In televisione si parla soprattutto di casi eccezionali

 

Stefano Bentivogli (TG 2 Palazzi): è vero che c’è modo e modo di raccontare le cose, sta di fatto che si scelgono sempre i casi comunque eccezionali, perché più sanguinari, meno risolti, i più violenti di solito. Secondo te questa cosa alla fine umanizza il criminale o non fa altro che accentuare l’immagine di mostro? Perché a questo punto se il carcere cerca di aprirsi verso la città, come sta facendo qui, qualcuno può temere che si apra una città di mostri.

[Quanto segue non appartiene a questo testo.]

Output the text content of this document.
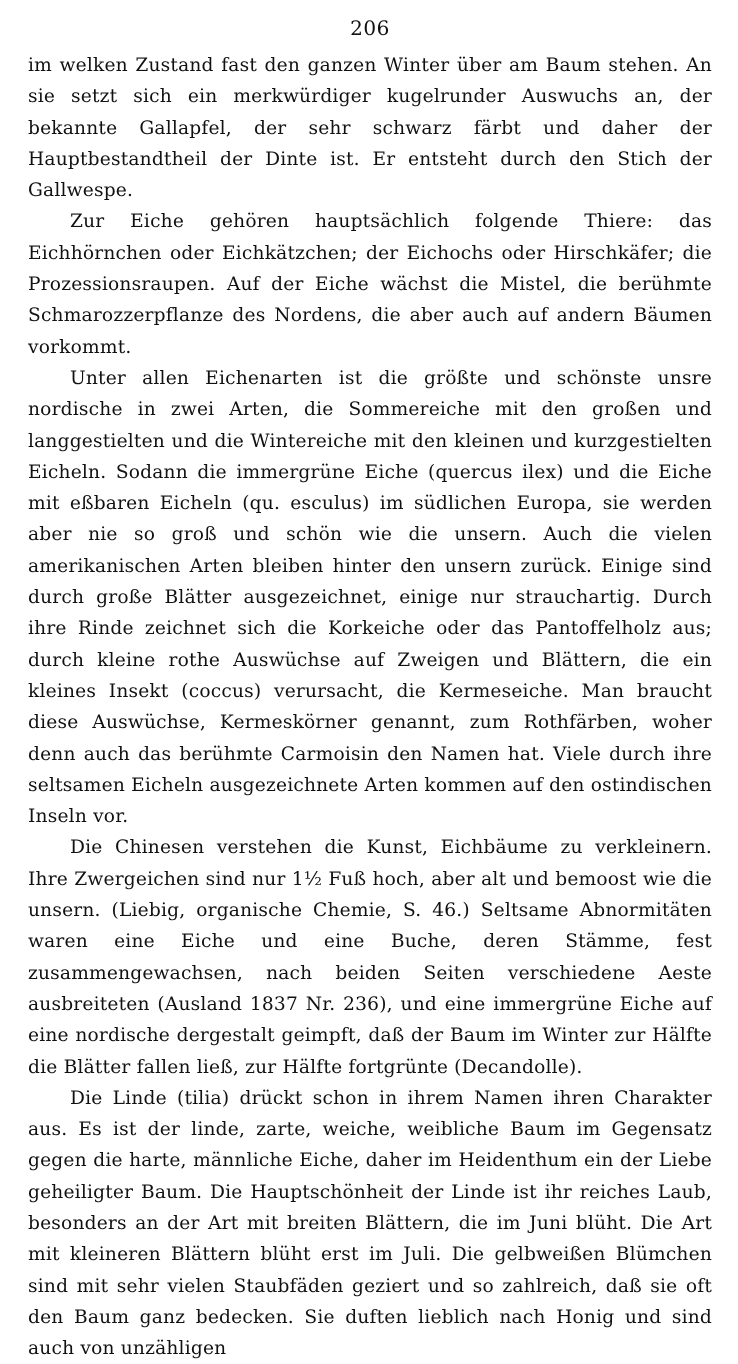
206

im welken Zustand fast den ganzen Winter über am Baum stehen. An sie setzt sich ein merkwürdiger kugelrunder Auswuchs an, der bekannte Gallapfel, der sehr schwarz färbt und daher der Hauptbestandtheil der Dinte ist. Er entsteht durch den Stich der Gallwespe.

Zur Eiche gehören hauptsächlich folgende Thiere: das Eichhörnchen oder Eichkätzchen; der Eichochs oder Hirschkäfer; die Prozessionsraupen. Auf der Eiche wächst die Mistel, die berühmte Schmarozzerpflanze des Nordens, die aber auch auf andern Bäumen vorkommt.

Unter allen Eichenarten ist die größte und schönste unsre nordische in zwei Arten, die Sommereiche mit den großen und langgestielten und die Wintereiche mit den kleinen und kurzgestielten Eicheln. Sodann die immergrüne Eiche (quercus ilex) und die Eiche mit eßbaren Eicheln (qu. esculus) im südlichen Europa, sie werden aber nie so groß und schön wie die unsern. Auch die vielen amerikanischen Arten bleiben hinter den unsern zurück. Einige sind durch große Blätter ausgezeichnet, einige nur strauchartig. Durch ihre Rinde zeichnet sich die Korkeiche oder das Pantoffelholz aus; durch kleine rothe Auswüchse auf Zweigen und Blättern, die ein kleines Insekt (coccus) verursacht, die Kermeseiche. Man braucht diese Auswüchse, Kermeskörner genannt, zum Rothfärben, woher denn auch das berühmte Carmoisin den Namen hat. Viele durch ihre seltsamen Eicheln ausgezeichnete Arten kommen auf den ostindischen Inseln vor.

Die Chinesen verstehen die Kunst, Eichbäume zu verkleinern. Ihre Zwergeichen sind nur 1½ Fuß hoch, aber alt und bemoost wie die unsern. (Liebig, organische Chemie, S. 46.) Seltsame Abnormitäten waren eine Eiche und eine Buche, deren Stämme, fest zusammengewachsen, nach beiden Seiten verschiedene Aeste ausbreiteten (Ausland 1837 Nr. 236), und eine immergrüne Eiche auf eine nordische dergestalt geimpft, daß der Baum im Winter zur Hälfte die Blätter fallen ließ, zur Hälfte fortgrünte (Decandolle).

Die Linde (tilia) drückt schon in ihrem Namen ihren Charakter aus. Es ist der linde, zarte, weiche, weibliche Baum im Gegensatz gegen die harte, männliche Eiche, daher im Heidenthum ein der Liebe geheiligter Baum. Die Hauptschönheit der Linde ist ihr reiches Laub, besonders an der Art mit breiten Blättern, die im Juni blüht. Die Art mit kleineren Blättern blüht erst im Juli. Die gelbweißen Blümchen sind mit sehr vielen Staubfäden geziert und so zahlreich, daß sie oft den Baum ganz bedecken. Sie duften lieblich nach Honig und sind auch von unzähligen
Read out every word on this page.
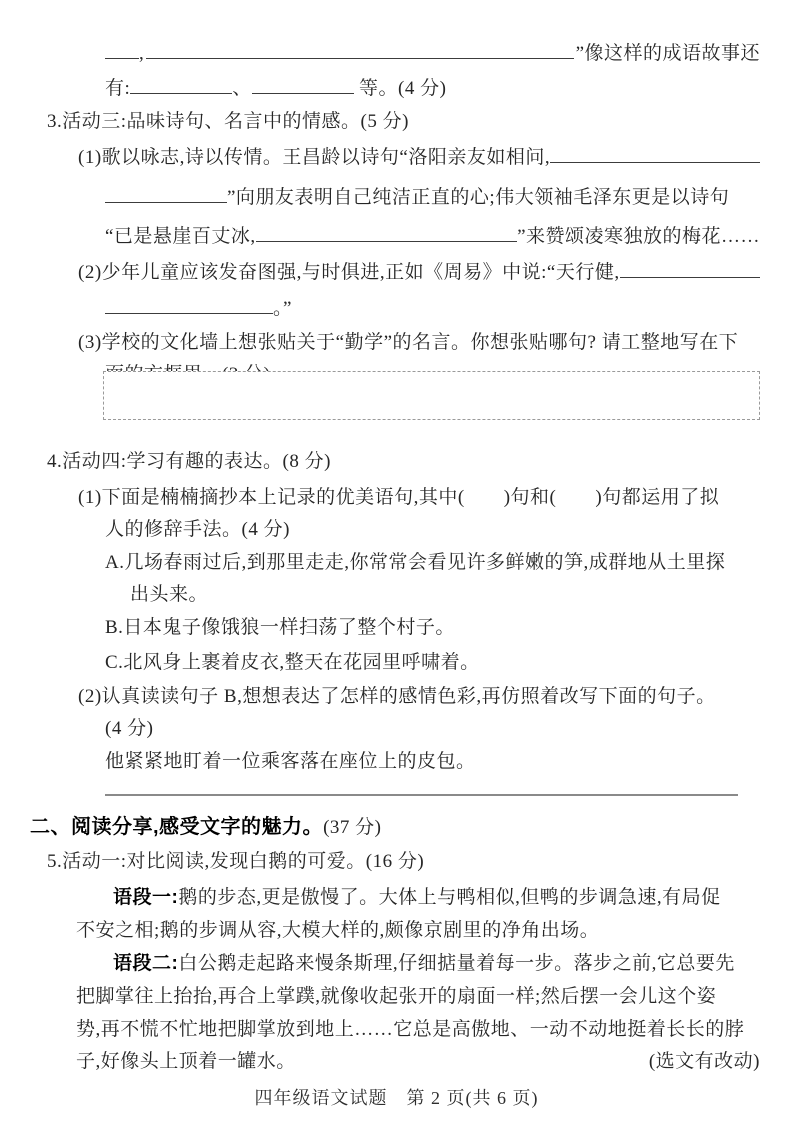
,	”像这样的成语故事还
有:	、	等。(4 分)
3.活动三:品味诗句、名言中的情感。(5 分)
(1)歌以咏志,诗以传情。王昌龄以诗句“洛阳亲友如相问,
”向朋友表明自己纯洁正直的心;伟大领袖毛泽东更是以诗句
“已是悬崖百丈冰,	”来赞颂凌寒独放的梅花……
(2)少年儿童应该发奋图强,与时俱进,正如《周易》中说:“天行健,
。”
(3)学校的文化墙上想张贴关于“勤学”的名言。你想张贴哪句? 请工整地写在下
4.活动四:学习有趣的表达。(8 分)
(1)下面是楠楠摘抄本上记录的优美语句,其中(　　)句和(　　)句都运用了拟
人的修辞手法。(4 分)
A.几场春雨过后,到那里走走,你常常会看见许多鲜嫩的笋,成群地从土里探
出头来。
B.日本鬼子像饿狼一样扫荡了整个村子。
C.北风身上裹着皮衣,整天在花园里呼啸着。
(2)认真读读句子 B,想想表达了怎样的感情色彩,再仿照着改写下面的句子。
(4 分)
他紧紧地盯着一位乘客落在座位上的皮包。
二、阅读分享,感受文字的魅力。(37 分)
5.活动一:对比阅读,发现白鹅的可爱。(16 分)
语段一:鹅的步态,更是傲慢了。大体上与鸭相似,但鸭的步调急速,有局促
不安之相;鹅的步调从容,大模大样的,颇像京剧里的净角出场。
语段二:白公鹅走起路来慢条斯理,仔细掂量着每一步。落步之前,它总要先
把脚掌往上抬抬,再合上掌蹼,就像收起张开的扇面一样;然后摆一会儿这个姿
势,再不慌不忙地把脚掌放到地上……它总是高傲地、一动不动地挺着长长的脖
子,好像头上顶着一罐水。	(选文有改动)
四年级语文试题　第 2 页(共 6 页)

Allora questo modo di far televisione sul crimine porta a riavvicinare noi all’esterno o ad isolarci ancora di più?

Carlo Lucarelli: Ci sono modi diversi di raccontare il crimine, e ce n’è uno che è abbastanza vicino alla nostra concezione di scrittori: quando scrivi un romanzo "noir" per forza di cose devi andare a cercare le ragioni di ognuno, di quello che faceva il buono e di quello che faceva il cattivo. In questo senso non esiste un mostro, non c’è uno che è fuori della razza umana, ma c’è una persona che ha un mare di problemi. Seguendo questa strada, io credo che anche raccontare i crimini più efferati possa significare comunque umanizzare e avvicinare la gente a qualcosa che è successo, se invece tu hai una vittima e un mostro e basta, questo sicuramente spaventa e allontana. È anche vero che in televisione si parla soprattutto di casi eccezionali, lo spazio dell’informazione è talmente ristretto che passano soltanto quelli, adesso però ci sono programmi televisivi che hanno il coraggio di mettersi lì a raccontare veramente la realtà. Non so se l’avete visto, ma c’è stata una serie televisiva, Residence Bastogi, che ha seguito con le telecamere la storia di un quartiere di Roma dove si vive in condizioni di forte disagio, dove molte persone sopravvivono con i furti, il piccolo spaccio di droga, sono piccole storie di vita però molto intense.

 

Chi ha un punto di vista particolare, come si ha stando qui dentro, riesce a vedere delle cose che da fuori non si vedono

 

Elton Kalica (Ristretti): Quando dobbiamo dare notizie che hanno a che fare col carcere, noi che ci viviamo "dentro" stiamo attenti a non cadere in una specie di piagnucolio, di lamentosità diffusa. Tu che cosa ci consiglieresti per evitare il rischio di far coincidere la sofferenza con il lamento?

Carlo Lucarelli: Chiunque racconta una cosa che lo riguarda ha uno sguardo meno obiettivo, questo è ovvio, e cerca sempre di trovare un punto di vista che sia giustificatorio. Questo vale anche per gli scrittori che scrivono di storie inventate, ma che hanno a che fare in qualche modo con la propria biografia, se scrivi di te stesso dopo un po’ cominci a dipingerti come una persona che comunque è buona e al massimo se si trova in un guaio è stato solo per sfortuna. Credo però che la cosa giusta sia cercare di distaccarsi e di guardare dal di fuori, ma anche di riuscire comunque a rendere le ragioni di tutti, perché chi ha un punto di vista particolare, come si ha stando qui dentro, riesce a vedere delle cose che da fuori non si vedono, a trovare tutte le giustificazioni, tutti i veri problemi, però credo che l’unica cosa da fare per farsi leggere davvero da tutti sia mettersi lì a vedere veramente le cose sotto più punti di vista, e se una cosa "regge" anche se vista da due punti di vista diversi è senz’altro più oggettiva, più credibile. Un altro fatto poi che conta nel raccontare è la sobrietà, meno si calcano i toni, meno si usano parole retoriche, meno si usano aggettivi, e più la storia che si racconta sembra pulita, efficace, di quelle che, quando uno le legge, ci crede.